Nitrous oxide is safe for most people, but certain conditions make it a poor choice. It interferes with the body’s ability to use vitamin B12, which plays a role in nerve function and red blood cell production. In healthy people, this effect is too small to matter. But for anyone who is already B12 deficient or critically ill, it can cause real problems, including a form of anemia and nerve damage.

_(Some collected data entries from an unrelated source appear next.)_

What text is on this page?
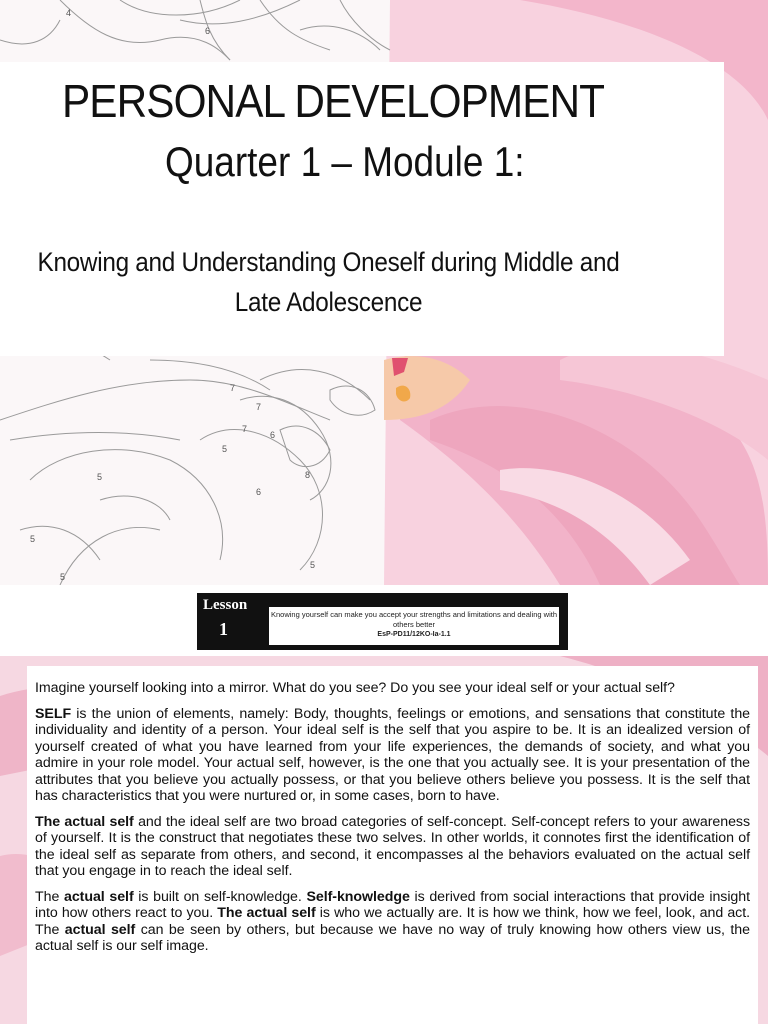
4
6
7
7
7
6
5
6
8
5
5
5
5
PERSONAL DEVELOPMENT
Quarter 1 – Module 1:
Knowing and Understanding Oneself during Middle and Late Adolescence
Lesson
1
Knowing yourself can make you accept your strengths and limitations and dealing with others better
EsP-PD11/12KO-Ia-1.1

Imagine yourself looking into a mirror. What do you see? Do you see your ideal self or your actual self?

SELF is the union of elements, namely: Body, thoughts, feelings or emotions, and sensations that constitute the individuality and identity of a person. Your ideal self is the self that you aspire to be. It is an idealized version of yourself created of what you have learned from your life experiences, the demands of society, and what you admire in your role model. Your actual self, however, is the one that you actually see. It is your presentation of the attributes that you believe you actually possess, or that you believe others believe you possess. It is the self that has characteristics that you were nurtured or, in some cases, born to have.

The actual self and the ideal self are two broad categories of self-concept. Self-concept refers to your awareness of yourself. It is the construct that negotiates these two selves. In other worlds, it connotes first the identification of the ideal self as separate from others, and second, it encompasses al the behaviors evaluated on the actual self that you engage in to reach the ideal self.

The actual self is built on self-knowledge. Self-knowledge is derived from social interactions that provide insight into how others react to you. The actual self is who we actually are. It is how we think, how we feel, look, and act. The actual self can be seen by others, but because we have no way of truly knowing how others view us, the actual self is our self image.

Other situations where nitrous oxide is typically avoided include:

  • First trimester of pregnancy, because of its impact on B12 and folate metabolism, which are critical for early fetal development
  • Conditions involving trapped air, such as a collapsed lung or bowel obstruction, because nitrous oxide moves into closed air spaces 30 times faster than nitrogen moves out, causing dangerous pressure buildup
  • Severe heart or lung disease, since nitrous oxide can raise pressure in the pulmonary arteries
  • Severe psychiatric disorders, because the gas can occasionally cause hallucinations or vivid dreaming
  • A rare genetic condition called MTHFR deficiency, which affects how the body processes folate; repeated nitrous oxide exposure in these individuals has been linked to serious spinal cord damage

If you have poor lung function or a history of severe motion sickness or post-procedure nausea, your dentist may suggest an alternative approach to sedation. For everyone else, nitrous oxide remains one of the safest and most predictable tools available for making dental visits more comfortable.